I randomly chose a bunch of books as I was also trying to keep my 1 year old from wreaking havoc and throwing all the books off the shelves. I found “Brave Enough” by Cheryl Strayed (author of Wild) and took it home because I liked the color and size of the book (does anyone else read books based on this?)

Brave Enough is a collection of quotes by Strayed. I am a lover of poetry and quotes, and this book feels like it’s coming to me at the right time.  I love being able to flip to a page and read something that can give me some inspiration or warmth in the moment.

Since being on the journey of intuitive eating and working with eating disorders, I’ve become even more aware as to how often our feelings of self-worth are tied to our bodies (especially for women).  Strayed explores this in one of the passages:

There are so many tiny revolutions in a life, a million ways we have to circle around ourselves to grow and change and be okay.  And perhaps the body is our final frontier.  Most women and some men spend their lives trying to alter it, hide it, prettify it, make it what it isn’t, or conceal it for what it is.  But what if we didn’t do that? What’s on the other side of the tiny gigantic revolution in which you move from loathing to loving your own skin? What fruits would that particular liberation bear? 

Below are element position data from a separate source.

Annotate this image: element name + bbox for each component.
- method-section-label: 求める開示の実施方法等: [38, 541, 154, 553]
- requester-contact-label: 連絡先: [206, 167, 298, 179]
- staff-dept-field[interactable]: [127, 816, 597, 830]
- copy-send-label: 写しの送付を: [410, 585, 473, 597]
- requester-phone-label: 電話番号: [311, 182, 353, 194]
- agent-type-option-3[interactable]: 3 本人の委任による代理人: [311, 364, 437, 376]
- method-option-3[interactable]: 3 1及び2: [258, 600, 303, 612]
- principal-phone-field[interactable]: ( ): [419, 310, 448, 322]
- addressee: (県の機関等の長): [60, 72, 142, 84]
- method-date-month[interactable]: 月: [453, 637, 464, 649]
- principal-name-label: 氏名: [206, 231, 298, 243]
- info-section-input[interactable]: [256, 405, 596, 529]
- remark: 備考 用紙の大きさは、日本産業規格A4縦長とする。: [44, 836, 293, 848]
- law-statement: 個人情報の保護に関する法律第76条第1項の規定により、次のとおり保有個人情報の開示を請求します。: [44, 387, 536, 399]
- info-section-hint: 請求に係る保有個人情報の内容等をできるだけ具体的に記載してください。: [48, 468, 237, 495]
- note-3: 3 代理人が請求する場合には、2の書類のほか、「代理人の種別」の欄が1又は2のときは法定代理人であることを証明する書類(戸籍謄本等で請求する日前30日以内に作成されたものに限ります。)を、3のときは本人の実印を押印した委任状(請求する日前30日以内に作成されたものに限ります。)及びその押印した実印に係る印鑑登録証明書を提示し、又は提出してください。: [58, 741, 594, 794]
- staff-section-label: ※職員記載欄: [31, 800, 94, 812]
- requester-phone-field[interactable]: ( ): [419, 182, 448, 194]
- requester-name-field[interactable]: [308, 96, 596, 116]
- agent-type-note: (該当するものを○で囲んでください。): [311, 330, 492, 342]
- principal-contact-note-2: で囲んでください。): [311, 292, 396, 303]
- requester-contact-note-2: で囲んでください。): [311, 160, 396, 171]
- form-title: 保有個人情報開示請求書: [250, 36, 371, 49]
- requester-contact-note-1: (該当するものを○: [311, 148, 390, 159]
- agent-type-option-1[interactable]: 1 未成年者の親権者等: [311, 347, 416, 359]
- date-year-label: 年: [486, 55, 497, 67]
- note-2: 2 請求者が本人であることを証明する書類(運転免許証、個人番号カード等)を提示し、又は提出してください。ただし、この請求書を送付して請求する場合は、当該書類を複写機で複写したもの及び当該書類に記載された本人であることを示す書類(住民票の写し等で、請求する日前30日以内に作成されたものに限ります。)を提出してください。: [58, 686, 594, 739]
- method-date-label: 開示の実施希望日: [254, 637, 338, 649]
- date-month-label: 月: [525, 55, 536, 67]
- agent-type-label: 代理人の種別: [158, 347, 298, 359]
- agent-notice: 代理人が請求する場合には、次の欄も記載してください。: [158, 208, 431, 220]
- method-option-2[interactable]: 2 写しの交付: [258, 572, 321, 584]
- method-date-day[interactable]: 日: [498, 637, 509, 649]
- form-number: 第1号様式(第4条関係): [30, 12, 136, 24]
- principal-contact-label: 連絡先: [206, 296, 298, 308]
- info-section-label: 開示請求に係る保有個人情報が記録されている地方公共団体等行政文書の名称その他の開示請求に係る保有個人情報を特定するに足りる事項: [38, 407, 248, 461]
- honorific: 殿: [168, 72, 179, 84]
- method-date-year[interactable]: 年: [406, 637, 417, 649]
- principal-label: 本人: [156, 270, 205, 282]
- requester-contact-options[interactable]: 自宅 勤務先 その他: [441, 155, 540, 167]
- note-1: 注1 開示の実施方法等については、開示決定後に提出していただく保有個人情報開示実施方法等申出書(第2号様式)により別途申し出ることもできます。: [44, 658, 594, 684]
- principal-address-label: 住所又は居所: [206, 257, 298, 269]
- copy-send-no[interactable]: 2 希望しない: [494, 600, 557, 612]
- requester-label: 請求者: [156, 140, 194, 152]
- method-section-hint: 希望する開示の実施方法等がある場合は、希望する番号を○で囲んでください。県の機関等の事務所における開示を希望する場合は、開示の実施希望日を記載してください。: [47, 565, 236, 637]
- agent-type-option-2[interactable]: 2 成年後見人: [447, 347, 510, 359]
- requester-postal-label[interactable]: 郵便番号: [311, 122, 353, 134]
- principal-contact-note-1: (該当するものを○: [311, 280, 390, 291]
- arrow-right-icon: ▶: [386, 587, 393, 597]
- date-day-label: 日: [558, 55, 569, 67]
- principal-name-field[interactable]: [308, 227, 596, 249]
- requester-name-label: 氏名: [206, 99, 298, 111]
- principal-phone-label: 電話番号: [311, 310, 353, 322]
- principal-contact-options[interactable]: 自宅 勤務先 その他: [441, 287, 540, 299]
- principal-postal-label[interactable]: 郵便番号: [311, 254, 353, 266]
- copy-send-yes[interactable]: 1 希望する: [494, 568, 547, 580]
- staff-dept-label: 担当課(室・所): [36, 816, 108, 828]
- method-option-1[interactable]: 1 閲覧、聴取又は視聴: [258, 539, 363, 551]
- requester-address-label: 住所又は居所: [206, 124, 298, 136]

Liberation. Accepting your body leads to liberation.  I have spent a lot of my life hating my body. Even now at times it can be a struggle to love and accept what my body is meant to look like now.  What could I have been doing instead of wanting to change it?  What opportunities did I miss out on because of never being satisfied with how I looked?

Like Strayed writes, when we start to love and accept ourselves as we are we can also honor our bodies.    It’s taken me a long time (mostly with the help of therapy and medication) to stop being my own worse critic. To stop second guessing myself as a mother, friend, dietitian and human.  To get out of toxic relationships and form a relationship with myself. Once I stopped with the self- loathing, I’ve been able to move forward and grow as a person.  This has translated into body acceptance as well.

What would it look like to love your own skin? What does body liberation mean to you?